Mais on peut encore compliquer les choses. Le critère de l’urgence et de l’élémentaire n’est pas le seul à déterminer les mesures des gouvernements. Car s’il était le seul, il aurait fallu prendre des mesures beaucoup plus restrictives pour les vacances de Noël : on le sait, il est même sans cesse rappelé que les flux de population et surtout les repas de fête entraîneront un regain de contaminations. Dans ce cas, la décision politique vient de ce qu’on considère le risque de révolte contre la mesure sanitaire plus grand que le risque sanitaire. En attendant que l’épidémie repartant de plus belle la nécessité de confiner encore plus radicalement soit alors acceptée – et évidemment trop tard, comme toujours peut-être. Je me souviens avoir commencé à prendre des précautions avant la décision gouvernementale du 17 mars dernier : les nouvelles de l’Italie me faisaient penser que nous aurions droit nous aussi à une pandémie catastrophique. Mais un confinement n’aurait pas été accepté plus tôt.
L’article plein de bon sens m’avait convaincu (notamment contre mes penchants liés à mon passé professionnel qui m’incitaient à ranger la chose culturelle du côté de l’essentiel à maintenir même dans notre situatyion…), mais les observations de C. KIntzler ne peuvent laisser indifférents. Et on a l’impression dès lors de ne pas plus être avancé…

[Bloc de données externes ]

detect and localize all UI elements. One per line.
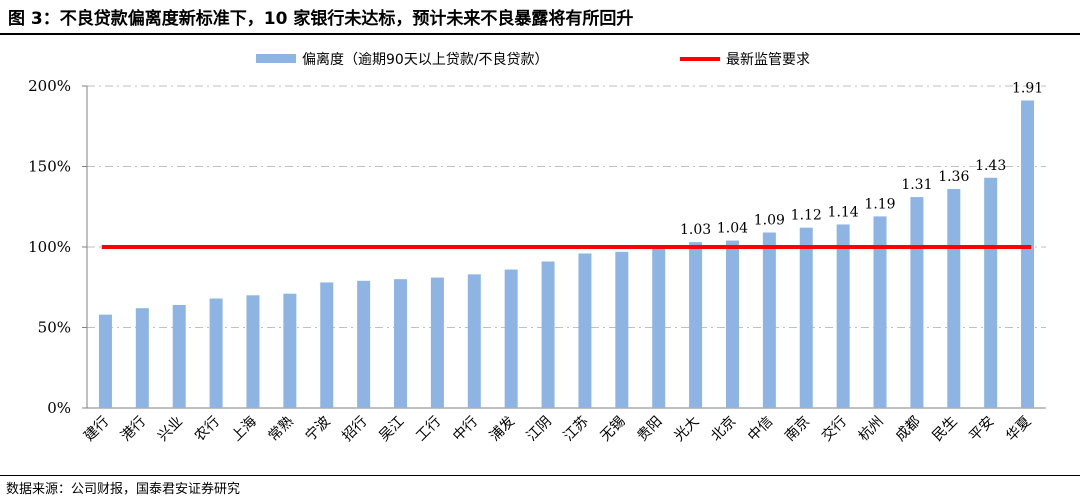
bar [762, 232, 776, 408]
bar [1021, 100, 1035, 409]
category-label: 农行 [192, 414, 223, 445]
bar [578, 253, 592, 408]
data-label: 1.12 [791, 208, 822, 224]
y-tick-label: 100% [28, 238, 71, 256]
category-label: 江苏 [561, 414, 592, 445]
category-label: 杭州 [856, 414, 887, 445]
data-label: 1.19 [864, 196, 895, 212]
bar [320, 282, 334, 408]
data-label: 1.91 [1012, 80, 1043, 96]
category-label: 港行 [118, 414, 149, 445]
category-label: 贵阳 [634, 414, 665, 445]
bar [504, 269, 518, 408]
data-label: 1.03 [680, 222, 711, 238]
category-label: 兴业 [155, 414, 186, 445]
x-axis-categories: 建行 港行 兴业 农行 上海 常熟 宁波 招行 吴江 工行 中行 浦发 江阴 江苏 无锡 贵阳 光大 北京 中信 南京… [81, 413, 1034, 445]
data-labels: 1.03 1.04 1.09 1.12 1.14 1.19 1.31 1.36 1.43 1.91 [680, 80, 1043, 238]
category-label: 浦发 [487, 414, 518, 445]
bar [947, 189, 961, 408]
category-label: 无锡 [598, 414, 629, 445]
category-label: 平安 [966, 414, 997, 445]
bar [836, 224, 850, 408]
bar [541, 261, 555, 408]
legend: 偏离度（逾期90天以上贷款/不良贷款） 最新监管要求 [256, 51, 810, 68]
category-label: 交行 [818, 413, 850, 445]
bar [98, 314, 112, 408]
y-tick-label: 0% [47, 399, 71, 417]
figure-title: 图 3：不良贷款偏离度新标准下，10 家银行未达标，预计未来不良暴露将有所回升 [8, 9, 634, 29]
category-label: 北京 [708, 414, 739, 445]
bar [615, 251, 629, 408]
legend-line-label: 最新监管要求 [726, 52, 810, 68]
footer-rule [0, 475, 1080, 476]
category-label: 上海 [229, 414, 260, 445]
bar [910, 197, 924, 408]
bar [984, 177, 998, 408]
bar [652, 248, 666, 408]
data-label: 1.04 [717, 221, 748, 237]
category-label: 南京 [782, 414, 813, 445]
data-label: 1.43 [975, 158, 1006, 174]
bar [209, 298, 223, 408]
y-axis-ticks: 0% 50% 100% 150% 200% [28, 77, 87, 417]
category-label: 成都 [893, 414, 924, 445]
bar [873, 216, 887, 408]
data-label: 1.36 [938, 169, 969, 185]
category-label: 光大 [671, 414, 702, 445]
category-label: 中信 [745, 414, 776, 445]
bar [799, 227, 813, 408]
source-note: 数据来源：公司财报，国泰君安证券研究 [6, 482, 241, 497]
category-label: 建行 [81, 414, 112, 445]
bar [725, 240, 739, 408]
data-label: 1.09 [754, 213, 785, 229]
bar [430, 277, 444, 408]
data-label: 1.14 [828, 204, 859, 220]
y-tick-label: 150% [28, 158, 71, 176]
category-label: 工行 [413, 414, 444, 445]
bar [246, 295, 260, 408]
bar [172, 304, 186, 408]
bar-chart: 0%50%100%150%200% 1.03 1.041.09 1.12 1.141.… [28, 51, 1046, 445]
bar [135, 308, 149, 408]
title-rule [0, 33, 1080, 35]
y-tick-label: 50% [38, 319, 71, 337]
data-label: 1.31 [901, 177, 932, 193]
category-label: 吴江 [376, 414, 407, 445]
category-label: 中行 [450, 414, 481, 445]
bar [283, 293, 297, 408]
category-label: 常熟 [266, 414, 297, 445]
bar [689, 242, 703, 408]
legend-bar-label: 偏离度（逾期90天以上贷款/不良贷款） [302, 51, 549, 68]
category-label: 宁波 [302, 413, 334, 445]
bar [467, 274, 481, 408]
bar [394, 279, 408, 408]
legend-bar-swatch [256, 54, 296, 63]
y-tick-label: 200% [28, 77, 71, 95]
category-label: 华夏 [1003, 414, 1034, 445]
category-label: 招行 [339, 414, 370, 445]
bars [98, 100, 1035, 409]
category-label: 江阴 [524, 414, 555, 445]
bar [357, 280, 371, 408]
category-label: 民生 [930, 414, 961, 445]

Mais l’impression est trompeuse car en fait c’est le juge qui tranche aujourd’hui (puisque tous les groupements professionnels font des recours et, ce, dans tous les sens) et il le fait à la fois selon un certain bon sens « muglionien » et selon les normes de notre droit qui impliquent la proportionnalité des décisions d’interdiction aux objectifs (ici de santé publique) poursuivis par l’autorité habilitée par la loi à interdire.

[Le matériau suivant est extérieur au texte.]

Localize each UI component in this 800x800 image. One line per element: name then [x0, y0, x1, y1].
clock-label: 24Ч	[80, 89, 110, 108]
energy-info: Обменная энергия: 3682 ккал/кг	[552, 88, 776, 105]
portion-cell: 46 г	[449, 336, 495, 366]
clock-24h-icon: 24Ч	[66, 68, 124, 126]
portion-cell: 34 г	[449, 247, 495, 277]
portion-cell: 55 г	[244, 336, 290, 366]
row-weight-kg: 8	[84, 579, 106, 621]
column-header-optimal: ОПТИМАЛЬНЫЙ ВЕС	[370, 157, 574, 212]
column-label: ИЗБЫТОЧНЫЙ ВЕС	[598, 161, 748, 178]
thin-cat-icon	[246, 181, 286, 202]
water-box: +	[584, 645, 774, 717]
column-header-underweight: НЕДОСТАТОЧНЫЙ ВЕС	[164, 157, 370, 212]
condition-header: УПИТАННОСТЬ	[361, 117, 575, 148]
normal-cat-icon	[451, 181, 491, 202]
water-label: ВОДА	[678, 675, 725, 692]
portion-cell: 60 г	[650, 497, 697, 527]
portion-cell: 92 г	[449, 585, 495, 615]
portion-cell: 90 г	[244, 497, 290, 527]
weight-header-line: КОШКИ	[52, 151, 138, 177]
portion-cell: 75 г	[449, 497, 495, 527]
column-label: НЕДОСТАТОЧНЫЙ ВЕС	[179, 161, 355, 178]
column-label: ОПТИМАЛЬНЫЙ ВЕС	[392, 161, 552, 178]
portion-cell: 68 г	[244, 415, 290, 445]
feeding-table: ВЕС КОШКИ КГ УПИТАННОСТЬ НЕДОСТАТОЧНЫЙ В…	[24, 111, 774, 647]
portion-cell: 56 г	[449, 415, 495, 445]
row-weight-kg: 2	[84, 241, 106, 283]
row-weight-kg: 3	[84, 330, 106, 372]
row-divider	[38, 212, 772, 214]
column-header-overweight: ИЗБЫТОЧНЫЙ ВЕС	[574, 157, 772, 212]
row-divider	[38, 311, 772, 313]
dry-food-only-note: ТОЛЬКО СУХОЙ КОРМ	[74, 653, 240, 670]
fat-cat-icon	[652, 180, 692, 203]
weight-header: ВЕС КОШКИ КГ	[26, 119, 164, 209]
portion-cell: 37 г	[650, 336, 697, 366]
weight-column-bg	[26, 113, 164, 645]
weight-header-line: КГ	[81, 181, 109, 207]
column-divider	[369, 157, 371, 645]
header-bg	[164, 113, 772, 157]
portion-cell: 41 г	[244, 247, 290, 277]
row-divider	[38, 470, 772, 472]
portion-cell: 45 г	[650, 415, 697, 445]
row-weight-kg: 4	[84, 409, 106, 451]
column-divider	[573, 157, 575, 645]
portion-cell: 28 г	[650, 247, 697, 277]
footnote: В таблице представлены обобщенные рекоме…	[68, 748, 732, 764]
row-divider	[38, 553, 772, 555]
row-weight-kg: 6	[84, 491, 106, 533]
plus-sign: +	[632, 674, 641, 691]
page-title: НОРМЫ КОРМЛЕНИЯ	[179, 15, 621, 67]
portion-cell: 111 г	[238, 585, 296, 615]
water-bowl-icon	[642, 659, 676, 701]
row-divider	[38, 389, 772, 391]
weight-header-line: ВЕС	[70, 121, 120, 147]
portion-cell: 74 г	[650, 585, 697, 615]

Force est de constater que, dans une situation de pandémie inconnue qui tue des centaines de milliers de personnes, l’objectif de limitation des contacts au plus strict nécessaire autorise à ranger les manifestations culturelles du côté des choses « inessentielles » au regard de l’impératif de survie immédiate. Mais, malgré tout, les interdictions arrêtées en ce sens vont pouvoir ainsi se trouver soumises au principe de proportionnalité qui jauge la gravité de la mesure à l’importance de l’objectif poursuivi. Ce qui écarterait la possibilité de fermeture générale et totale telle que cela a été décidé et conduirait à devoir davantage différencier selon les situations de lieu et de type d’activité (ouvert ou fermé, de jauge, etc.). C’est ce qui a déjà été jugé pour les cultes…

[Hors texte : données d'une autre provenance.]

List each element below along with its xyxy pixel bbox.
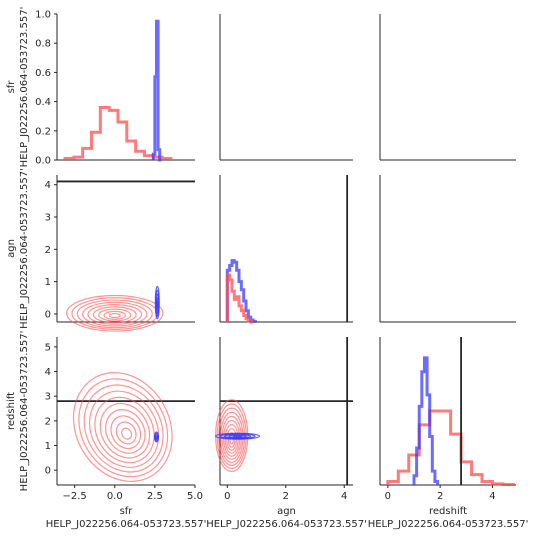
- sfr-agn-prior-contour: [87, 303, 143, 325]
- x-tick-label: 2.5: [147, 491, 163, 502]
- sfr-agn-prior-contour: [76, 299, 153, 329]
- agn-redshift-posterior-contour: [215, 432, 261, 440]
- sfr-redshift-prior-contour: [88, 390, 160, 468]
- sfr-redshift-prior-contour: [83, 384, 164, 473]
- x-axis-object-label: HELP_J022256.064-053723.557': [46, 519, 207, 530]
- y-tick-label: 3: [45, 392, 51, 403]
- y-tick-label: 1.0: [35, 10, 51, 21]
- redshift-prior-histogram: [386, 409, 515, 487]
- sfr-agn-posterior-contour: [154, 285, 160, 320]
- y-tick-label: 0.8: [35, 39, 51, 50]
- sfr-redshift-prior-contour: [94, 396, 155, 464]
- y-tick-label: 2: [45, 416, 51, 427]
- redshift-posterior-histogram: [412, 356, 440, 485]
- y-tick-label: 0.6: [35, 68, 51, 79]
- x-tick-label: 0: [224, 491, 230, 502]
- agn-prior-histogram: [225, 273, 254, 324]
- y-tick-label: 2: [45, 245, 51, 256]
- y-axis-object-label: HELP_J022256.064-053723.557': [19, 331, 30, 492]
- y-tick-label: 1: [45, 277, 51, 288]
- y-axis-object-label: HELP_J022256.064-053723.557': [19, 168, 30, 329]
- sfr-redshift-prior-contour: [72, 372, 173, 482]
- sfr-redshift-prior-contour: [110, 415, 142, 450]
- sfr-redshift-prior-contour: [78, 378, 169, 478]
- y-axis-label-agn: agn: [6, 239, 17, 258]
- x-axis-label-sfr: sfr: [120, 506, 134, 517]
- y-axis-label-sfr: sfr: [6, 80, 17, 94]
- x-tick-label: 5.0: [187, 491, 203, 502]
- y-axis-label-redshift: redshift: [6, 392, 17, 430]
- y-tick-label: 0: [45, 466, 51, 477]
- agn-redshift-prior-contour: [218, 407, 246, 466]
- y-tick-label: 3: [45, 213, 51, 224]
- sfr-redshift-posterior-contour: [153, 431, 160, 443]
- sfr-posterior-histogram: [151, 19, 162, 162]
- sfr-agn-prior-contour: [66, 294, 164, 332]
- x-tick-label: 4: [489, 491, 495, 502]
- y-axis-object-label: HELP_J022256.064-053723.557': [19, 7, 30, 168]
- agn-redshift-posterior-contour: [232, 435, 243, 438]
- y-tick-label: 0.4: [35, 97, 51, 108]
- sfr-agn-prior-contour: [103, 310, 127, 320]
- sfr-redshift-prior-contour: [105, 409, 146, 454]
- x-tick-label: −2.5: [63, 491, 87, 502]
- y-tick-label: 4: [45, 180, 51, 191]
- sfr-redshift-prior-contour: [115, 421, 137, 445]
- y-tick-label: 0.0: [35, 156, 51, 167]
- x-tick-label: 4: [341, 491, 347, 502]
- y-tick-label: 0.2: [35, 126, 51, 137]
- x-tick-label: 2: [437, 491, 443, 502]
- sfr-redshift-prior-contour: [99, 402, 151, 459]
- sfr-agn-prior-contour: [92, 306, 137, 324]
- sfr-agn-prior-contour: [108, 313, 121, 319]
- x-tick-label: 0.0: [107, 491, 123, 502]
- x-axis-object-label: HELP_J022256.064-053723.557': [206, 519, 367, 530]
- sfr-redshift-prior-contour: [121, 427, 133, 440]
- x-axis-label-redshift: redshift: [429, 506, 467, 517]
- y-tick-label: 4: [45, 367, 51, 378]
- y-tick-label: 0: [45, 309, 51, 320]
- x-tick-label: 0: [385, 491, 391, 502]
- sfr-agn-prior-contour: [82, 301, 148, 327]
- y-tick-label: 5: [45, 342, 51, 353]
- x-tick-label: 2: [283, 491, 289, 502]
- y-tick-label: 1: [45, 441, 51, 452]
- x-axis-object-label: HELP_J022256.064-053723.557': [368, 519, 529, 530]
- sfr-agn-prior-contour: [98, 308, 132, 322]
- x-axis-label-agn: agn: [277, 506, 296, 517]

On va savoir très vite, et peut-être dès aujourd’hui ou demain, ce que va en dire le CE sur une dizaine de recours du monde culturel. Après l’affaire de la jauge pour les cultes, je ne prendrai aucun pari dans un sens ou dans un autre même si ma préférence personnelle me fait rejoindre, vu la gravité de la situation, l’analyse de l’auteur de l’article. Sur ce coup, après beaucoup d’autres à des époques encore plus sinistres, une partie du monde du spectacle me semble ainsi marqué par une intemporalité étonnante car elle pare trop des vertus de l’intérêt général des intérêts professionnels, voire corporatistes. En quelque sorte, comme un « The show must go on » un peu court…
Ce jeudi 23 décembre, le Conseil d’État valide la fermeture des salles de spectacle. Le niveau de diffusion particulièrement élevé du virus justifie que le critère sanitaire l’emporte sur celui des libertés.
En effet, le Conseil d’Etat considère que la situation sanitaire et ses perspectives en termes de risques d’évolution justifient l’atteinte aux libertés que constitue la fermeture totale des salles de spectacles qui été prise jusqu’à nouvel ordre. Dans la situation sanitaire qui est la nôtre, l’exigence de caractère proportionné de l’interdiction s’efface devant l’importance du risque global puisque, même si les protocoles préparés permettent de limiter la diffusion du virus dans ces salles et lieux de spectacles, cela ne suffit pas.